The study also engages with the darker aspects of the medieval and early modern period, providing genetic corroboration for slavery and transport from North Africa. A seventeenth‑century individual lacking strong North African signals around the time of the 1609 Morisco Expulsion illustrates how mass displacement and repopulation reshaped local genetic landscapes. Taken together, the genetic findings trace a timeline from pan‑Mediterranean exchange through period‑specific demographic events to the modern gene pool of eastern Iberia.

The Science Behind the Study

The authors analyzed 12 newly sequenced medieval genomes from eastern Iberia, spanning roughly from the 3rd to the 17th century CE, using genome‑wide methods complemented by uniparental markers and radiocarbon dating. They integrated multiple approaches to reconstruct ancestry and population structure:

  • Principal component analysis (PCA) and model‑based clustering (ADMIXTURE) to visualize broad ancestry components.
  • Formal admixture tests (qpAdm) to quantify ancestry proportions from neighboring regions, including North Africa and the Mediterranean basin.
  • Local ancestry inference (LAI) with RFMix to localize African vs. European/Mediterranean segments along the genome.
  • Runs of homozygosity (ROH) to infer social structure and potential consanguinity, supported by uniparental data (mtDNA and Y‑chromosome haplogroups).
  • Radiocarbon dating and archaeological context to anchor genetic signals in precise historical periods.

This multi‑layered approach strengthens inferences about population movements and admixture, though the authors caution that conclusions about large‑scale demographic replacement remain tentative due to sampling limitations and the need for more North African comparisons.

In Simple Terms: Think of the study as a genetic time machine, combining broad DNA patterns with fine‑grained ancestry blocks to see where people came from and how groups mixed over centuries.

Infographic

The infographic provides a visual summary of the study’s major findings, illustrating how North African ancestry rose during the Islamic period, persisted into the late medieval era, and declined after the Morisco Expulsion. It also highlights key individuals and markers identified in the data, along with the geographic and temporal context.

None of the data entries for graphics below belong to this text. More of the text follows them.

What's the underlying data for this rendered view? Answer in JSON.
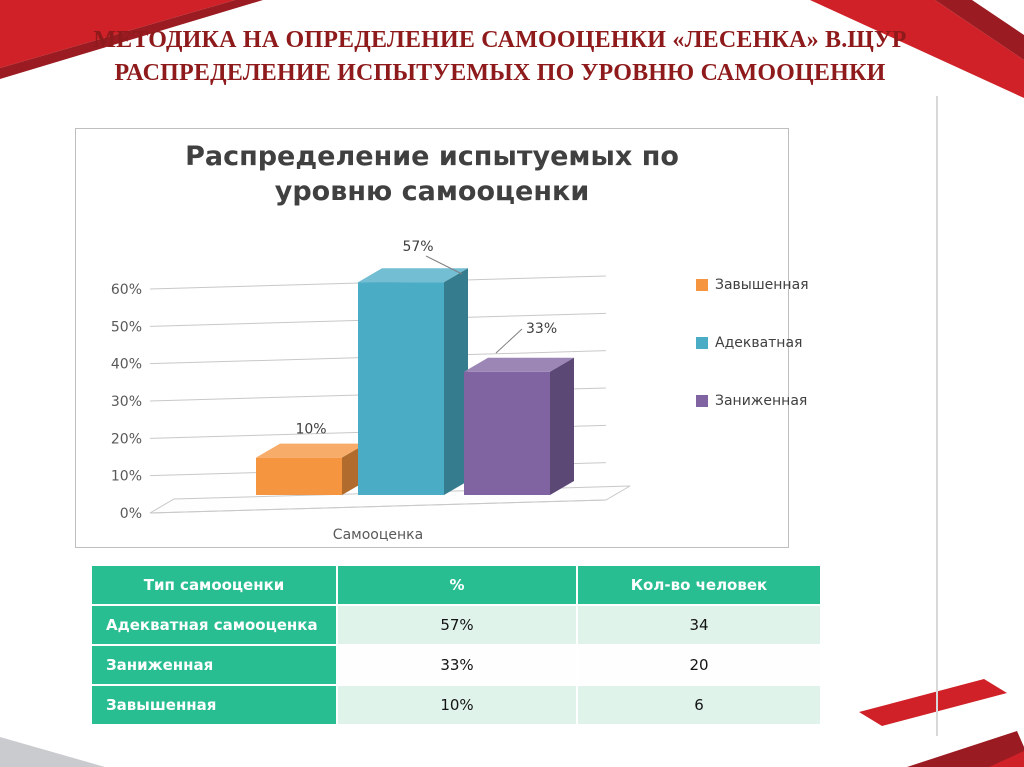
{
  "slide": {
    "title_line1": "МЕТОДИКА НА ОПРЕДЕЛЕНИЕ САМООЦЕНКИ «ЛЕСЕНКА» В.ЩУР",
    "title_line2": "РАСПРЕДЕЛЕНИЕ ИСПЫТУЕМЫХ ПО УРОВНЮ САМООЦЕНКИ"
  },
  "colors": {
    "accent_red": "#CF2127",
    "accent_red_dark": "#9A1B21",
    "title_text": "#8E1A1B",
    "table_header_green": "#29BE91",
    "table_row_tint": "#DFF3EB",
    "corner_gray": "#C9CBCE"
  },
  "chart_data": {
    "type": "bar",
    "style": "3d-column",
    "title": "Распределение испытуемых по уровню самооценки",
    "xlabel": "Самооценка",
    "categories": [
      "Самооценка"
    ],
    "series": [
      {
        "name": "Завышенная",
        "value": 10,
        "color": "#F5953F"
      },
      {
        "name": "Адекватная",
        "value": 57,
        "color": "#4BACC6"
      },
      {
        "name": "Заниженная",
        "value": 33,
        "color": "#8064A2"
      }
    ],
    "data_labels": [
      "10%",
      "57%",
      "33%"
    ],
    "ylim": [
      0,
      60
    ],
    "ytick_step": 10,
    "ytick_labels": [
      "0%",
      "10%",
      "20%",
      "30%",
      "40%",
      "50%",
      "60%"
    ],
    "legend_position": "right",
    "grid": true
  },
  "table": {
    "headers": [
      "Тип самооценки",
      "%",
      "Кол-во человек"
    ],
    "rows": [
      [
        "Адекватная самооценка",
        "57%",
        "34"
      ],
      [
        "Заниженная",
        "33%",
        "20"
      ],
      [
        "Завышенная",
        "10%",
        "6"
      ]
    ]
  }
}
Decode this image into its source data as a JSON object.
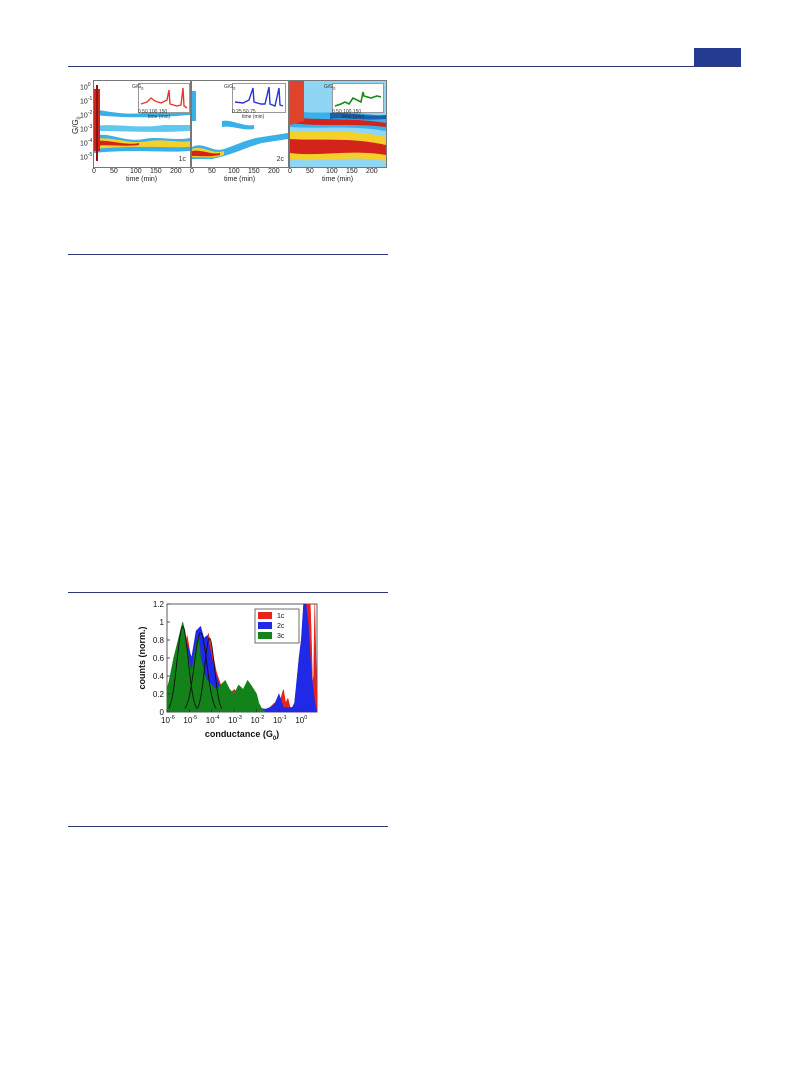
{
  "figure_top": {
    "y_axis_label": "G/G",
    "y_axis_sub": "0",
    "y_ticks": [
      "10",
      "10",
      "10",
      "10",
      "10",
      "10"
    ],
    "y_tick_exps": [
      "0",
      "-1",
      "-2",
      "-3",
      "-4",
      "-5"
    ],
    "panels": [
      {
        "label": "1c",
        "x_ticks": [
          "0",
          "50",
          "100",
          "150",
          "200"
        ],
        "x_label": "time (min)",
        "inset": {
          "x_ticks": [
            "0",
            "50",
            "100",
            "150"
          ],
          "x_label": "time (min)",
          "y_label": "G/G",
          "y_sub": "0",
          "color": "#e23a2a"
        }
      },
      {
        "label": "2c",
        "x_ticks": [
          "0",
          "50",
          "100",
          "150",
          "200"
        ],
        "x_label": "time (min)",
        "inset": {
          "x_ticks": [
            "0",
            "25",
            "50",
            "75"
          ],
          "x_label": "time (min)",
          "y_label": "G/G",
          "y_sub": "0",
          "color": "#2b32d8"
        }
      },
      {
        "label": "",
        "x_ticks": [
          "0",
          "50",
          "100",
          "150",
          "200"
        ],
        "x_label": "time (min)",
        "inset": {
          "x_ticks": [
            "0",
            "50",
            "100",
            "150"
          ],
          "x_label": "time (min)",
          "y_label": "G/G",
          "y_sub": "0",
          "color": "#1a8a1a"
        }
      }
    ]
  },
  "chart_data": {
    "type": "area",
    "xscale": "log",
    "x_ticks": [
      "10",
      "10",
      "10",
      "10",
      "10",
      "10",
      "10"
    ],
    "x_tick_exps": [
      "-6",
      "-5",
      "-4",
      "-3",
      "-2",
      "-1",
      "0"
    ],
    "y_ticks": [
      "0",
      "0.2",
      "0.4",
      "0.6",
      "0.8",
      "1",
      "1.2"
    ],
    "xlabel": "conductance (G",
    "xlabel_sub": "0",
    "xlabel_end": ")",
    "ylabel": "counts (norm.)",
    "ylim": [
      0,
      1.2
    ],
    "xlim_log10": [
      -6,
      0.7
    ],
    "legend": {
      "placement": "top-right"
    },
    "series": [
      {
        "name": "1c",
        "color": "#e8231c",
        "x_log10": [
          -6,
          -5.6,
          -5.3,
          -5.1,
          -4.9,
          -4.7,
          -4.5,
          -4.3,
          -4.15,
          -4.0,
          -3.8,
          -3.6,
          -3.4,
          -3.2,
          -3.0,
          -2.8,
          -2.6,
          -2.4,
          -2.2,
          -2.0,
          -1.8,
          -1.6,
          -1.4,
          -1.2,
          -1.0,
          -0.8,
          -0.7,
          -0.6,
          -0.5,
          -0.4,
          -0.3,
          -0.2,
          -0.1,
          0.0,
          0.1,
          0.2,
          0.3,
          0.4,
          0.45,
          0.5,
          0.55,
          0.6,
          0.7
        ],
        "values": [
          0.05,
          0.2,
          0.6,
          0.85,
          0.55,
          0.7,
          0.9,
          0.75,
          0.87,
          0.7,
          0.45,
          0.3,
          0.25,
          0.2,
          0.25,
          0.2,
          0.15,
          0.1,
          0.08,
          0.05,
          0.04,
          0.03,
          0.05,
          0.1,
          0.08,
          0.25,
          0.1,
          0.15,
          0.05,
          0.05,
          0.1,
          0.3,
          0.6,
          0.8,
          1.0,
          1.2,
          1.2,
          1.2,
          0.8,
          0.3,
          0.4,
          1.2,
          0
        ]
      },
      {
        "name": "2c",
        "color": "#1f29e6",
        "x_log10": [
          -6,
          -5.6,
          -5.3,
          -5.1,
          -4.9,
          -4.7,
          -4.5,
          -4.35,
          -4.2,
          -4.0,
          -3.8,
          -3.6,
          -3.4,
          -3.2,
          -3.0,
          -2.8,
          -2.6,
          -2.4,
          -2.2,
          -2.0,
          -1.8,
          -1.6,
          -1.4,
          -1.2,
          -1.0,
          -0.8,
          -0.6,
          -0.5,
          -0.4,
          -0.3,
          -0.2,
          -0.1,
          0.0,
          0.1,
          0.2,
          0.3,
          0.4,
          0.5,
          0.6,
          0.7
        ],
        "values": [
          0.03,
          0.15,
          0.5,
          0.75,
          0.6,
          0.9,
          0.95,
          0.82,
          0.85,
          0.6,
          0.4,
          0.25,
          0.2,
          0.15,
          0.18,
          0.15,
          0.12,
          0.08,
          0.06,
          0.05,
          0.04,
          0.03,
          0.05,
          0.08,
          0.2,
          0.05,
          0.05,
          0.05,
          0.05,
          0.1,
          0.35,
          0.6,
          0.8,
          1.2,
          1.2,
          1.0,
          0.6,
          0.3,
          0.1,
          0
        ]
      },
      {
        "name": "3c",
        "color": "#13821a",
        "x_log10": [
          -6,
          -5.9,
          -5.7,
          -5.5,
          -5.3,
          -5.2,
          -5.1,
          -5.0,
          -4.9,
          -4.8,
          -4.7,
          -4.6,
          -4.5,
          -4.4,
          -4.3,
          -4.2,
          -4.0,
          -3.8,
          -3.6,
          -3.4,
          -3.2,
          -3.0,
          -2.8,
          -2.6,
          -2.4,
          -2.2,
          -2.0,
          -1.9,
          -1.8,
          -1.7,
          -1.6
        ],
        "values": [
          0.25,
          0.35,
          0.6,
          0.8,
          1.0,
          0.9,
          0.7,
          0.55,
          0.45,
          0.6,
          0.75,
          0.85,
          0.6,
          0.5,
          0.4,
          0.35,
          0.3,
          0.25,
          0.3,
          0.35,
          0.25,
          0.2,
          0.3,
          0.25,
          0.35,
          0.28,
          0.2,
          0.1,
          0.05,
          0.02,
          0
        ]
      }
    ]
  }
}
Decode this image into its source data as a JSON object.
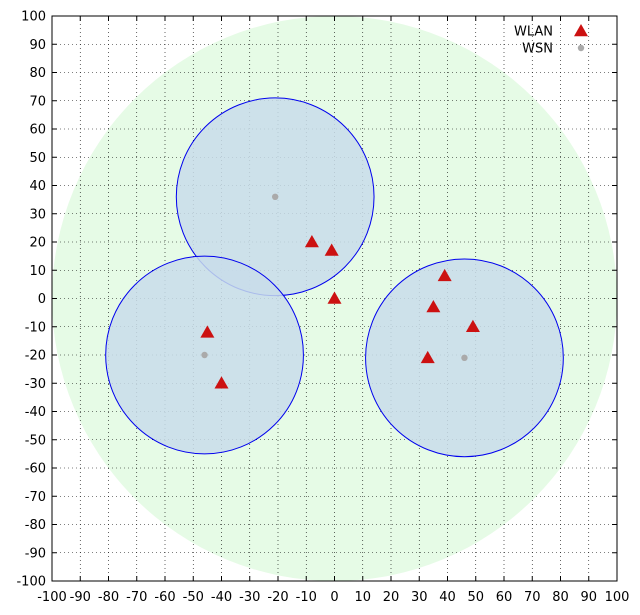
{
  "chart_data": {
    "type": "scatter",
    "title": "",
    "xlabel": "",
    "ylabel": "",
    "xlim": [
      -100,
      100
    ],
    "ylim": [
      -100,
      100
    ],
    "xticks": [
      -100,
      -90,
      -80,
      -70,
      -60,
      -50,
      -40,
      -30,
      -20,
      -10,
      0,
      10,
      20,
      30,
      40,
      50,
      60,
      70,
      80,
      90,
      100
    ],
    "yticks": [
      -100,
      -90,
      -80,
      -70,
      -60,
      -50,
      -40,
      -30,
      -20,
      -10,
      0,
      10,
      20,
      30,
      40,
      50,
      60,
      70,
      80,
      90,
      100
    ],
    "grid": true,
    "legend_position": "top-right",
    "coverage_area": {
      "center": [
        0,
        0
      ],
      "radius": 100,
      "color": "#e6fbe6"
    },
    "coverage_circles": [
      {
        "center": [
          -21,
          36
        ],
        "radius": 35
      },
      {
        "center": [
          -46,
          -20
        ],
        "radius": 35
      },
      {
        "center": [
          46,
          -21
        ],
        "radius": 35
      }
    ],
    "circle_fill": "#c8dcea",
    "circle_stroke": "#0000ee",
    "series": [
      {
        "name": "WLAN",
        "marker": "triangle",
        "color": "#cc1111",
        "points": [
          [
            -8,
            20
          ],
          [
            -1,
            17
          ],
          [
            0,
            0
          ],
          [
            -45,
            -12
          ],
          [
            -40,
            -30
          ],
          [
            39,
            8
          ],
          [
            35,
            -3
          ],
          [
            49,
            -10
          ],
          [
            33,
            -21
          ]
        ]
      },
      {
        "name": "WSN",
        "marker": "circle",
        "color": "#aaaaaa",
        "points": [
          [
            -21,
            36
          ],
          [
            -46,
            -20
          ],
          [
            46,
            -21
          ]
        ]
      }
    ]
  }
}
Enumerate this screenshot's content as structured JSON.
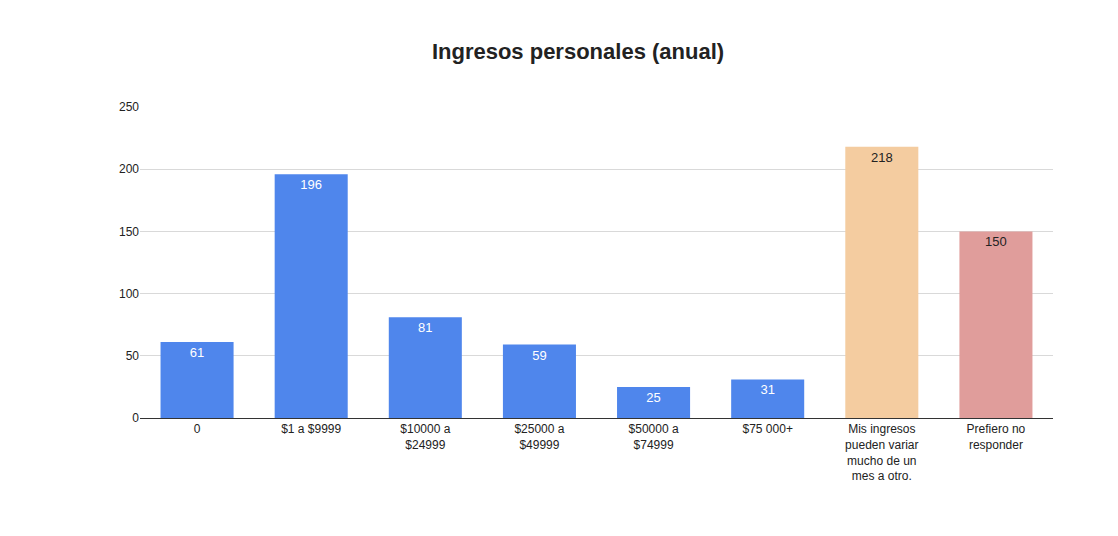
{
  "chart_data": {
    "type": "bar",
    "title": "Ingresos personales (anual)",
    "categories": [
      "0",
      "$1 a $9999",
      "$10000 a $24999",
      "$25000 a $49999",
      "$50000 a $74999",
      "$75 000+",
      "Mis ingresos pueden variar mucho de un mes a otro.",
      "Prefiero no responder"
    ],
    "values": [
      61,
      196,
      81,
      59,
      25,
      31,
      218,
      150
    ],
    "colors": [
      "#4f86ec",
      "#4f86ec",
      "#4f86ec",
      "#4f86ec",
      "#4f86ec",
      "#4f86ec",
      "#f4cca0",
      "#e09d9b"
    ],
    "ylim": [
      0,
      250
    ],
    "yticks": [
      0,
      50,
      100,
      150,
      200,
      250
    ],
    "grid": true,
    "data_labels": true
  }
}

Infographic: Genetic legacies of Moriscos in eastern Iberia

Why It Matters

This research deepens our understanding of how political events shaped the genetic landscape of a major European region. It demonstrates that population structure can be tightly linked to historical episodes, such as migration flows, slavery, and mass expulsions, with detectable signatures lasting for centuries. The findings encourage broader sampling and cross‑regional comparisons to validate and refine models of population dynamics in the Mediterranean and to interpret medieval DNA in a robust historical framework.

Future work could expand North African comparative datasets and increase geographic coverage within Iberia to map the granularity of ancestry shifts more precisely. Such efforts will enhance our ability to translate ancient genomes into nuanced narratives about migration, cultural exchange, and demographic change in the medieval world.